When I did work with staff, they were generally welcoming. The unit itself felt older but functional, with all patients in individual rooms that were spacious enough to work comfortably in once I got used to the setup. The layout is a long main hallway with intersecting halls of varying acuity. It was easy to learn and navigate. They charted in Epic, which was another plus. Pay was around $3,200 per week, which felt excellent even in Hawaiʻi. While the cost of living is high, I still managed to save money while having the time of my life! Though I know plenty of travelers who spent every dollar chasing island adventures. Honestly, the best part of this contract wasn’t work at all. It was what awaited me on every day off.

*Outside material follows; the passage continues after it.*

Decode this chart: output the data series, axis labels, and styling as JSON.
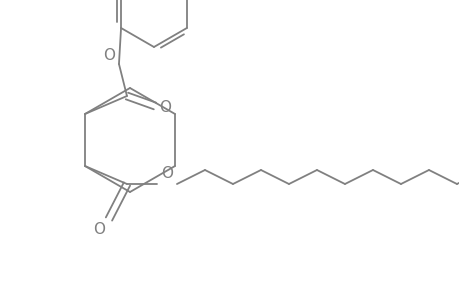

For reference, I worked here April to November (with time off in between my extension) of 2025. Unlike other hospitals that allow travelers to extend up to 12 months, Kap was different in that they cut you off at 6 months.
Colorado Children’s in Aurora, Colorado

My NICU contract at Children’s Hospital Colorado in Aurora (just east of Denver) came with consistent 1:2 patient ratios, with the one exception being Christmas Eve in PICU when I had three patients. My introduction to the hospital was rough. I floated to PICU every single shift for the first month of my contract. Since I started in December, I chalked a lot of that up to respiratory season. Things eventually settled, and while I still floated often (frequently enough to end up with a PICU boyfriend hehe), it became a much more manageable amount.
Outside of PICU, I floated a few times to Cardiac ICU and a couple of shifts to cardiac step-down. My most intense float shift was on cardiac step-down, where I had three patients and experienced a code that transferred to CICU. Once I actually got settled into the NICU, though, my experience improved significantly. Staff were welcoming, helpful, and clearly accustomed to travelers.
Since I switched to straight day shift after burning out on nights in Hawaiʻi, I didn’t meet many other travelers as most seemed to be on nights. I was okay with that because one of the main reasons I chose Colorado was the existing friendships and loose connections I already had in the area. I also intentionally leaned into my “hosting era,” so I wasn’t needing to build my social life through work. Pay started around $2,700 per week and increased to $2,800 after extending. While locals often describe Colorado as expensive, this honestly felt like one of the most affordable cities I’d worked in recently, and I felt very comfortable financially. I saved around $15,000 during this contract without much intentional effort to do so.
Final Thoughts
Each contract has taught me that no hospital is entirely good or bad. Often the experience comes down to far more than just patient ratios or pay. The best contract for you depends on what season of life you’re in and what you value most. Whether that’s money, location, unit culture, or community.
This post will be continuously updated as I add more travel contracts to my repertoire. Next up is Lucile Packard Children’s Hospital Stanford in Palo Alto, California! I’m excited to see if it lives up to the name.